The ``on_voice_state_update`` event handler in ``DiscordInterface`` monitors
three scenarios:

- Bot disconnected/kicked from voice — ``_stop_live_voice()``
- Bot moved to a different channel — ``_stop_live_voice()``
- All human users leave the bot's channel — ``_stop_live_voice()``

This ensures Live API sessions are never left orphaned.

Dependencies
------------

- ``google-genai`` — Google GenAI SDK (WebSocket client, types)
- ``discord.py`` — Discord bot framework
- ``discord-ext-voice-recv`` — Audio reception from Discord voice channels

Install with::

   uv sync

Configuration
-------------

- ``GEMINI_API_KEY`` — Google AI API key (required)
- ``DISCORD_BOT_TOKEN`` — Discord bot token (required)
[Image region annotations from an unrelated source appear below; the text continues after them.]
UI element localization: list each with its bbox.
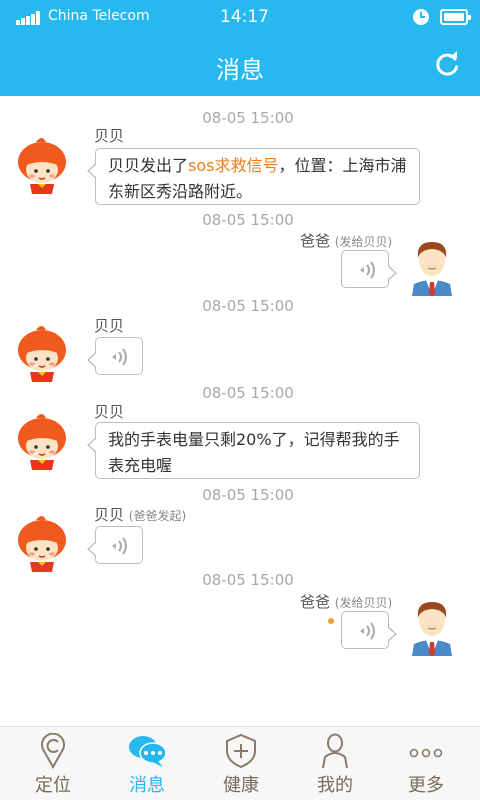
voice-message-bubble[interactable] [341, 250, 397, 288]
tab-label: 消息 [129, 775, 165, 796]
sos-highlight: sos求救信号 [188, 156, 279, 175]
voice-wave-icon [360, 622, 375, 640]
voice-wave-icon [112, 348, 127, 366]
message-timestamp: 08-05 15:00 [202, 109, 294, 127]
dad-avatar[interactable] [408, 596, 456, 656]
page-title: 消息 [216, 56, 264, 84]
tab-mine[interactable]: 我的 [287, 727, 383, 800]
sender-name: 爸爸 (发给贝贝) [300, 593, 393, 611]
sender-name: 贝贝 [94, 127, 125, 145]
message-timestamp: 08-05 15:00 [202, 384, 294, 402]
sender-name: 爸爸 (发给贝贝) [300, 232, 393, 250]
refresh-button[interactable] [432, 50, 462, 80]
child-avatar[interactable] [16, 138, 68, 194]
tab-location[interactable]: 定位 [5, 727, 101, 800]
tab-label: 健康 [223, 775, 259, 796]
sender-name: 贝贝 [94, 317, 125, 335]
voice-message-bubble[interactable] [87, 526, 143, 564]
location-icon [41, 733, 65, 769]
tab-messages[interactable]: 消息 [99, 727, 195, 800]
voice-wave-icon [360, 261, 375, 279]
status-time: 14:17 [220, 7, 269, 27]
tab-more[interactable]: 更多 [378, 727, 474, 800]
unread-dot [328, 618, 334, 624]
tab-label: 我的 [317, 775, 353, 796]
message-timestamp: 08-05 15:00 [202, 571, 294, 589]
message-timestamp: 08-05 15:00 [202, 211, 294, 229]
chat-bubble-icon [129, 736, 167, 767]
child-avatar[interactable] [16, 414, 68, 470]
person-icon [322, 733, 348, 769]
tab-label: 定位 [35, 775, 71, 796]
message-list[interactable]: 08-05 15:00 贝贝 贝贝发出了sos求救信号，位置：上海市浦东新区秀沿… [0, 96, 480, 726]
alarm-icon [413, 9, 429, 25]
battery-icon [440, 9, 471, 25]
sender-name: 贝贝 (爸爸发起) [94, 506, 187, 524]
message-timestamp: 08-05 15:00 [202, 297, 294, 315]
refresh-icon [436, 51, 458, 76]
header-bar: 消息 [0, 36, 480, 96]
signal-icon [16, 11, 42, 25]
message-timestamp: 08-05 15:00 [202, 486, 294, 504]
health-shield-icon [226, 733, 256, 769]
bottom-tab-bar: 定位 消息 健康 我的 更多 [0, 726, 480, 800]
voice-wave-icon [112, 537, 127, 555]
tab-health[interactable]: 健康 [193, 727, 289, 800]
tab-label: 更多 [408, 775, 444, 796]
child-avatar[interactable] [16, 516, 68, 572]
carrier-name: China Telecom [48, 8, 150, 24]
child-avatar[interactable] [16, 326, 68, 382]
status-bar: China Telecom 14:17 [0, 0, 480, 36]
message-text: 我的手表电量只剩20%了，记得帮我的手表充电喔 [108, 430, 400, 475]
voice-message-bubble[interactable] [87, 337, 143, 375]
voice-message-bubble[interactable] [341, 611, 397, 649]
message-bubble[interactable]: 我的手表电量只剩20%了，记得帮我的手表充电喔 [87, 422, 420, 479]
sender-name: 贝贝 [94, 403, 125, 421]
message-bubble[interactable]: 贝贝发出了sos求救信号，位置：上海市浦东新区秀沿路附近。 [87, 148, 420, 205]
more-dots-icon [409, 748, 443, 758]
message-text: 贝贝发出了 [108, 156, 189, 175]
dad-avatar[interactable] [408, 236, 456, 296]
The Live API model is hardcoded as ``gemini-2.5-flash-native-audio-preview-12-2025``
in ``core/live_session_manager.py:LIVE_MODEL``.

Troubleshooting
---------------

- ``_HAS_VOICE_RECV is False`` — ``discord-ext-voice-recv`` not installed. Run ``uv add discord-ext-voice-recv``
- ``Live session manager unavailable`` — ``google-genai`` not installed or ``GEMINI_API_KEY`` not set
- No audio from model — Check ``LIVE_OUTPUT_SAMPLE_RATE`` matches actual model output; inspect ``on_audio_from_model`` logs
- WebSocket disconnects — 15-minute session limit hit; reconnection should fire automatically
- Tool calls not working — Check ``_build_gemini_tool_declarations()`` log output for declaration count
- Bot stays in voice after session ends — ``on_voice_state_update`` handler should clean up; check for exceptions in logs

Remaining work
--------------

- **Integration testing** against the real Gemini Live API (audio format
  verification, auth, WebSocket stability).
- **Audio output sample rate verification** — the assumed 24 kHz may differ;
  inspect ``mime_type`` of received audio blobs during testing.
- **Session resumption** — use ``send_client_content()`` to inject conversation
  summaries on reconnect, or implement Google's ``SessionResumptionConfig``.
- **Speech config** — add ``speech_config`` to ``LiveConnectConfig`` to
  explicitly request a voice and output format.